MÜSNED-İ HANBEL |
TEVHİD |
DEVAM: 4- Allah'ın
Yüceliği, Büyüklüğü, Kudreti ve Mahlukatın O'na Muhtaç Olması
DEVAM: 4- Ebu Zer’
(radiyallahu anh)
48 (3) Ebu Zer'in Resulullah (sallallahu aleyhi ve sellem)'den
bildirdiğine göre: Allah şöyle buyurur: ''Zulmü kendime haram kıldığım gibi
kullarıma da haram kıldım. Bundan dolayı birbirinize zulmetmeyin. Her Adem oğlu
gece gündüz günah işler. Ancak benden bağışlama dilediği zaman yaptığına
aldırmadan onu bağışlarım.
Doğru yolu gösterdiklerim
hariç hepiniz dalaletteydiniz. Giydirdiklerim hariç hepiniz çıplaktınız.
Doyurduklarım hariç hepiniz açtınız. İçirdiklerim hariç hepiniz susuzdunuz.
Benden hidayeti isteyin ki sizleri doğru yola erdireyim. Benden giysi isteyin
ki sizi giydireyim. Benden yiyecek isteyin ki size yedireyim. Benden içecek
isteyin ki sizleri içireyim.
Ey kullarım, Şayet
gelmişiniz geçmişiniz, insanınız cinleriniz, küçüğünüz büyüğünüz, erkeğiniz
kadınınız,
(Abdussamed'in
rivayetinde) yaşlınız çocuğunuz içinizden en takvalı kişi gibi olsalar yine de
mülkümde bir şey arttıramazlardı. Şayet gelmişiniz geçmişiniz, insanınız
cinleriniz, küçüğünüz büyüğünüz, erkeğiniz kadınınız içinizden en kafir kişi
gibi olsalar mülkümden ancak bir iğnenin deniz suyundan eksilttiği kadarını
eksiltebilirlerdi.'' [Sahih]
Diğer tahric: Müslim
(2577)
49 (4) Ebu Zer'in bildirdiğine göre Resulullah (sallallahu aleyhi
ve sellem) şöyle buyurmuştur: ''Allah buyurur ki: Ey kullarım; Günahtan uzak
tuttuklarım hariç hepiniz günahkarsınız.

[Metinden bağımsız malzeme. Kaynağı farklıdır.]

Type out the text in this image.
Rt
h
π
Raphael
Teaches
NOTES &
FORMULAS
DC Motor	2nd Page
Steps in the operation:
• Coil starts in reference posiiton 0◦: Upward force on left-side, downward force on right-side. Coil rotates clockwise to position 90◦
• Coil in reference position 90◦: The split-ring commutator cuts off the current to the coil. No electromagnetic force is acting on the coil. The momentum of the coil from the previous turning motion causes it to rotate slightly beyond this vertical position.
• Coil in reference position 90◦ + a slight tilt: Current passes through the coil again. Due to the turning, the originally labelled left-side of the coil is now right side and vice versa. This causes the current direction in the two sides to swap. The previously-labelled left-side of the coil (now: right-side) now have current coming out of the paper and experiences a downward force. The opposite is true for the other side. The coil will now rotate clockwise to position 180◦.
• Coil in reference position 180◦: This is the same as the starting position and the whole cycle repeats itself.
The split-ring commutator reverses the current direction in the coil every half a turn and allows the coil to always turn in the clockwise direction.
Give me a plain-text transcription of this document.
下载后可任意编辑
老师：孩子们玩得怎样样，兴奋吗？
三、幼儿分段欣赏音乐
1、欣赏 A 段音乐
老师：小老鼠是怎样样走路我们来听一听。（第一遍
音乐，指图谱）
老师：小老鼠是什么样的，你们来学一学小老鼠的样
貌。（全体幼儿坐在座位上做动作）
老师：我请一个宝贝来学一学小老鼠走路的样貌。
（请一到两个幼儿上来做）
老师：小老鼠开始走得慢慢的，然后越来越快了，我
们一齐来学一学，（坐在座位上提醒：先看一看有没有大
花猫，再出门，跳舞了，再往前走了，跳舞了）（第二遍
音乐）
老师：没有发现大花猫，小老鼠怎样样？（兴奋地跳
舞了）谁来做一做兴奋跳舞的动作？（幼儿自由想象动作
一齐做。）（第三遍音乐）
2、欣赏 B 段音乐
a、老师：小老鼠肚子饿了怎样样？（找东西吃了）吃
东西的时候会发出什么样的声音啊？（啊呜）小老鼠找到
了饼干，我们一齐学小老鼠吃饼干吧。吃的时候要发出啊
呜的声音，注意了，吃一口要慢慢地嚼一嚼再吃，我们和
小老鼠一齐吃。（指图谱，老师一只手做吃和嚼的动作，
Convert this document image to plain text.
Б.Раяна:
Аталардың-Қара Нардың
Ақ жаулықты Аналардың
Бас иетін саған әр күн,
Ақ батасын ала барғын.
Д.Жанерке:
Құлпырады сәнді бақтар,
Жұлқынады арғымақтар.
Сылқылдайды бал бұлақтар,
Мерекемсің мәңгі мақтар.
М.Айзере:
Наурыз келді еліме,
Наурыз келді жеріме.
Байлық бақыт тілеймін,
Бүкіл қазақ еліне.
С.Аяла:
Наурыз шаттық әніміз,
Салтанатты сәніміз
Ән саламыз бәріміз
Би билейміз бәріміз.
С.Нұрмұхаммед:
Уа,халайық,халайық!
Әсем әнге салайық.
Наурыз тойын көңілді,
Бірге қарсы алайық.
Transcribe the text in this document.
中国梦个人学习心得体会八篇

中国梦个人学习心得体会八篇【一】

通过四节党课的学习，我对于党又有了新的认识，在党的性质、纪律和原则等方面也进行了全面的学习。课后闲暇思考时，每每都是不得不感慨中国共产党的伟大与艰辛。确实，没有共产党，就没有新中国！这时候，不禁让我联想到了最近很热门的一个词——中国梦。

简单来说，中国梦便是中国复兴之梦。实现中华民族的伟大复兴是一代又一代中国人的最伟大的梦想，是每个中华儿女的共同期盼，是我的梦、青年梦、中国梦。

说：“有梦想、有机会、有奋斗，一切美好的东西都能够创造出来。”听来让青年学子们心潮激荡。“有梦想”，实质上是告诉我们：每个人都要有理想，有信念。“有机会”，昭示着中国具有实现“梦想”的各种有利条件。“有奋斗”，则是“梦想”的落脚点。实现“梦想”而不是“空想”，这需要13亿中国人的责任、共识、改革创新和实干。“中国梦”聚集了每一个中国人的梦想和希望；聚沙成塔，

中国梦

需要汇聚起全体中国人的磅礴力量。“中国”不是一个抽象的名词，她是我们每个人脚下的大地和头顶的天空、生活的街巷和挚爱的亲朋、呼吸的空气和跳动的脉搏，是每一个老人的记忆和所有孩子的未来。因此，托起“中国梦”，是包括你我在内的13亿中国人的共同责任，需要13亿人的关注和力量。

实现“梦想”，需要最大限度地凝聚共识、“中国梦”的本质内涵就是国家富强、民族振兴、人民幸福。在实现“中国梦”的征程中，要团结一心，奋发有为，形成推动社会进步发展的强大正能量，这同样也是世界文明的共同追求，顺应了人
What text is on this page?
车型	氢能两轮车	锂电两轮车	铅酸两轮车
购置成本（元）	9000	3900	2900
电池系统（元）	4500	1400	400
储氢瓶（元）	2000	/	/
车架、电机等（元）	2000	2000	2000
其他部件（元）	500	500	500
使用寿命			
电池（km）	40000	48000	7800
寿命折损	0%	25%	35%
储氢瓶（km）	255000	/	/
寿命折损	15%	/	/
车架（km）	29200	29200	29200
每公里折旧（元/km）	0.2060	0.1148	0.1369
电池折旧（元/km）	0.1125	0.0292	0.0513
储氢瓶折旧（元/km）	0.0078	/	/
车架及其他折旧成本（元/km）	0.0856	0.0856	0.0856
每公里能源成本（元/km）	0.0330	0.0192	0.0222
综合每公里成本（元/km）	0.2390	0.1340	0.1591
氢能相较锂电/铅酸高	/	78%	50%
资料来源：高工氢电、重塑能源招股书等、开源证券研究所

Benden bağışlanma dileyiniz ki sizleri
bağışlayayım. Benim bağışlama kudretimin olduğunu bilip de bağışlanma dileyen
kişiyi günahlarının ne olduğuna bakmadan bağışlarım. Doğru yolu gösterdiklerim
hariç hepiniz dalalettesiniz. Benden hidayeti isteyin ki sizleri doğru yola
erdireyim. İhtiyaçlarını giderdiklerim hariç hepiniz muhtaçsınız.
İhtiyaçlarınızı benden isteyin ki, sizlere rızıklar vereyim. Şayet diriniz
ölünüz, gelmişiniz geçmişiniz, yaşınız kurunuz, kullarım içinden en takvalı
kişi gibi olsalar yine de mülkümde bir sinek kanadı kadarını dahi
arttıramazlardı. Şayet diriniz ölünüz, gelmişiniz geçmişiniz, yaşınız kurunuz
bir araya gelip bunlardan her bir kişi tüm isteklerini benden dilese her birine
istediğini verir ve mülkümden bir şey eksilmezdi. Birinizin deniz kenarından
geçerken bir iğneyi denize sokup çıkarması halinde deniz suyundan ne kadar
eksiltebiliyorsa bunların da istekleri mülkümden ancak bu kadarını
eksiltebilirdi. Çünkü ben eli açık, istediğini elde eden ve cömert biriyim.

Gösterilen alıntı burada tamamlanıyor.